Ia tertawa, lama kelamaan tawa itu semakin kencang dan melengking. Cukup lama ia tertawa seperti itu dan berubah menjadi sedu sedan. Isakannya begitu menyayat dan memilukan hati siapapun yang mendengarnya.
Dari sudut ruangan seorang lelaki hanya memandangnya dengan mata nanar. Tujuh tahun sudah peristiwa memilukan itu terjadi. Namun, ternyata luka itu belum juga mengering. Masih terngiang jelas, wajah istrinya yang pias mendengar putranya telah tiada.
Secara perlahan, ia menghampiri perempuan yang dicintainya itu. Mengelus jilbab hitamnya yang telah memudar. Kemudian memeluknya penuh sayang. Hanya ini yang bisa dilakukannya sebagai suami.
Pelan-pelan, ia mengambil boneka panda berwarna hitam kumal dari gendongan istrinya. Meletakkan boneka itu secara perlahan di sudut meja. Perempuan itu hanya terdiam dan tak berniat memberontak. Ia memandang wajah teduh itu dan tersenyum.
“Rahma, sejatinya kita harus mengkhilaskan. Mungkin ia diambil karena pemilikNya lebih sayang.”
Kalimat itu untuk kesekian kalinya ia ucapkan. Kalimat penghiburan yang tak habis ia mantrakan sebagai penghiburan. Perempuan itu memandangnya dengan tatapan kosong. Kembali mengambil gendongan dan boneka di atas meja. Bersenandung lirih dengan air mata yang membekas di pipi.

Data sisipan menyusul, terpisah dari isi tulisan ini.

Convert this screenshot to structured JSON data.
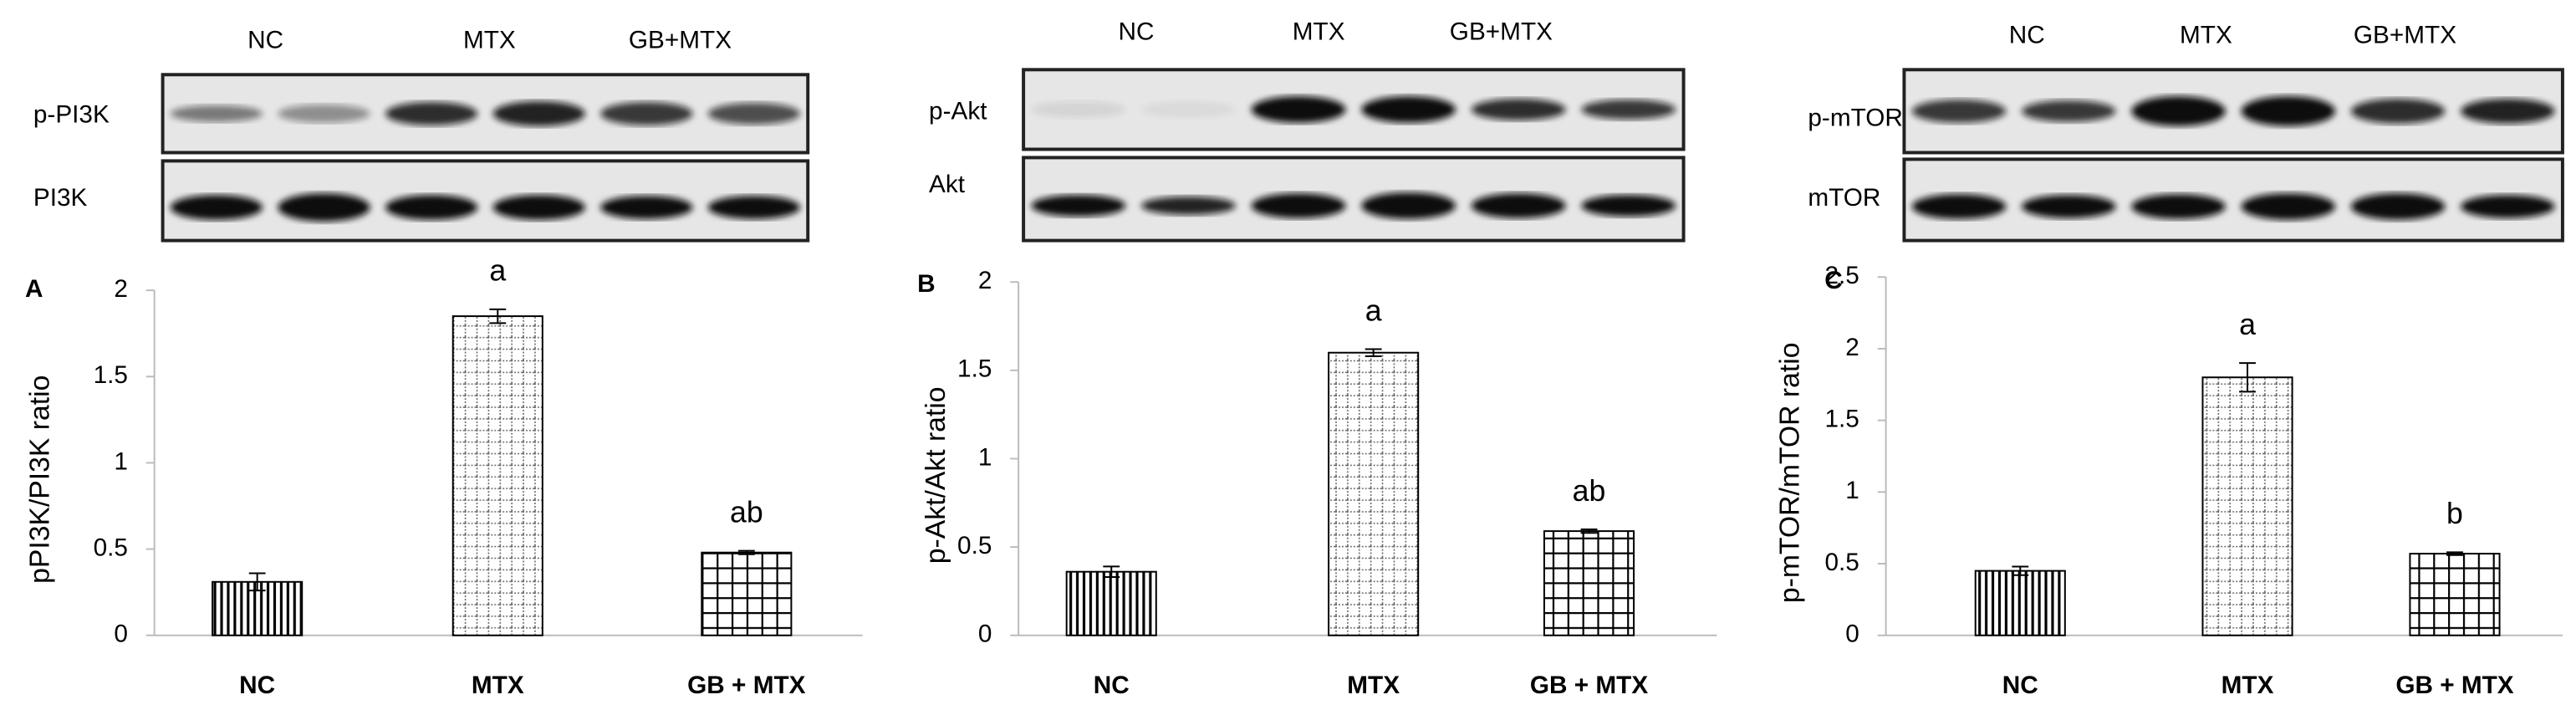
{
  "chart_data": [
    {
      "type": "bar",
      "panel": "A",
      "ylabel": "pPI3K/PI3K ratio",
      "blot": {
        "lanes": [
          "NC",
          "MTX",
          "GB+MTX"
        ],
        "rows": [
          "p-PI3K",
          "PI3K"
        ]
      },
      "categories": [
        "NC",
        "MTX",
        "GB + MTX"
      ],
      "values": [
        0.31,
        1.85,
        0.48
      ],
      "errors": [
        0.05,
        0.04,
        0.01
      ],
      "annotations": [
        null,
        "a",
        "ab"
      ],
      "color": "#000000",
      "ylim": [
        0,
        2
      ],
      "yticks": [
        0,
        0.5,
        1,
        1.5,
        2
      ],
      "grid": false
    },
    {
      "type": "bar",
      "panel": "B",
      "ylabel": "p-Akt/Akt ratio",
      "blot": {
        "lanes": [
          "NC",
          "MTX",
          "GB+MTX"
        ],
        "rows": [
          "p-Akt",
          "Akt"
        ]
      },
      "categories": [
        "NC",
        "MTX",
        "GB + MTX"
      ],
      "values": [
        0.36,
        1.6,
        0.59
      ],
      "errors": [
        0.03,
        0.02,
        0.01
      ],
      "annotations": [
        null,
        "a",
        "ab"
      ],
      "color": "#000000",
      "ylim": [
        0,
        2
      ],
      "yticks": [
        0,
        0.5,
        1,
        1.5,
        2
      ],
      "grid": false
    },
    {
      "type": "bar",
      "panel": "C",
      "ylabel": "p-mTOR/mTOR ratio",
      "blot": {
        "lanes": [
          "NC",
          "MTX",
          "GB+MTX"
        ],
        "rows": [
          "p-mTOR",
          "mTOR"
        ]
      },
      "categories": [
        "NC",
        "MTX",
        "GB + MTX"
      ],
      "values": [
        0.45,
        1.8,
        0.57
      ],
      "errors": [
        0.03,
        0.1,
        0.01
      ],
      "annotations": [
        null,
        "a",
        "b"
      ],
      "color": "#000000",
      "ylim": [
        0,
        2.5
      ],
      "yticks": [
        0,
        0.5,
        1,
        1.5,
        2,
        2.5
      ],
      "grid": false
    }
  ]
}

Ia menghela napas. Setiap hari ia kuat dengan sebuah keyakinan. Bahwa waktu terus bergerak. Dan hidup pada akhirnya terus berubah setiap detiknya. Berubah atas skenario dari yang kuasa. Kita hanya bertugas menjalaninya sebaik mungkin selama napas masih dihela. Tidak perlu menunggu tahun berganti angka. Dirayakan begitu rupa, namun tanpa makna di dalamnya.
Kini, lelaki itu telah mengikhlaskan. Ia yakin anak lelakinya telah bahagia. Tidak ada lagi dendam. Setiap hari tanpa menunggu penghujung tahun ia akan selalu berdoa untuk kebaikan keluarganya. Melafalkan lantunan-lantunan zikir. Ketika malam pergantian tahun, ia akan lebih mendekatkan diri padaNya dengan doa tanpa putus. Mengoreksi diri dari segala bentuk kealpaan diri dan bertekad lebih baik lagi di hari-hari berikutnya.(*)
Mila Athar. Hanya seorang gadis biasa yang berusaha mengurai aksara yang terserak di semesta.